Development of methionyl-tRNA synthetase inhibitors for Gram positive bacterial infections

Period of Performance: 08/03/2017 - 07/31/2018

$986K

Phase 2 SBIR

Recipient Firm

Tsrl, Inc.
Ann Arbor, MI 48108
Principal Investigator

Abstract

The objective of this research is to develop a novel antibiotic targeting Gram positive bacteria, with an initial clinical indication of acute bacterial skin and skin structure infections (ABSSSI). The research will address the urgent problem of antibiotic resistant bacteria that are spreading around the world. The new antibiotic is being designed to inhibit a novel target, the bacterial methionyl- tRNA synthetase enzyme that is required for protein synthesis. The type of enzyme found in Gram positive bacteria is different from the comparable enzyme in the human cytoplasm, thus making it possible to design selective and safe inhibitors.
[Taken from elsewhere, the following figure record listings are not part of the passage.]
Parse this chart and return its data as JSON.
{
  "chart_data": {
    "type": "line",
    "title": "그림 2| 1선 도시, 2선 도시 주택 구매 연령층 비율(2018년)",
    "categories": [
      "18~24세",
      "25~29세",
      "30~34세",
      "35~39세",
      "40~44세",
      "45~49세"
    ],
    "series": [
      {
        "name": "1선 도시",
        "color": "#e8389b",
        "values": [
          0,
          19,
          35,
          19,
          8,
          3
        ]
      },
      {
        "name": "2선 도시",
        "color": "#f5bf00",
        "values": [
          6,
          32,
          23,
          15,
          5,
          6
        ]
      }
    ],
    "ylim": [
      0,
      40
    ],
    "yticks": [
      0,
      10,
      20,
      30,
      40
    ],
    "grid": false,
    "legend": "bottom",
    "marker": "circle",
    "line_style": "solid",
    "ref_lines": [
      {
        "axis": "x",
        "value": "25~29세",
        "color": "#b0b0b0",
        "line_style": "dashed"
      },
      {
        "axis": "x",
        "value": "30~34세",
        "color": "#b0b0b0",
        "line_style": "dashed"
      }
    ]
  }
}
In preliminary studies we have identified highly potent compounds against serious pathogens such as methicillin resistant Staphylococcus aureus (MRSA), vancomycin resistant Enterococcus faecium (VRE), Streptococcus species, and others. The minimum inhibitory concentrations (MICs) are below those of widely used drugs such as vancomycin and linezolid. The compounds have minimal toxicity on mammalian cells, are well tolerated in mice, are orally available and show efficacy in two mouse model of Staphylococcus infection comparable to linezolid. Specific Aim 1 will be to optimize the antibacterial, pharmacological, and safety properties of the compound in order to select a preclinical candidate. Approximately 150 new compounds will be synthesized and tested according to a screening cascade. The selected compound will pass safety tests such as Ames and hERG inhibition, and will demonstrate potent activity in the murine model of Staphylococcus infection. Specific Aim 2 will involve PK/ADME, in vivo efficacy testing in mice and in vitro toxicology studies to allow for identification of a lead candidate. This will be followed by definitive PK and exploratory toxicology studies in rats and evaluation of the lead candidate in additional efficacy studies (Aim 3). The scientific teams at University of Washington and TSRL have the combined expertise in chemistry, microbiology, pharmacology, and preclinical drug development to execute the proposed research plan. A successful project will bring forward a candidate drug in a novel antibiotic class to address the critical public health issue of bacterial drug-resistance.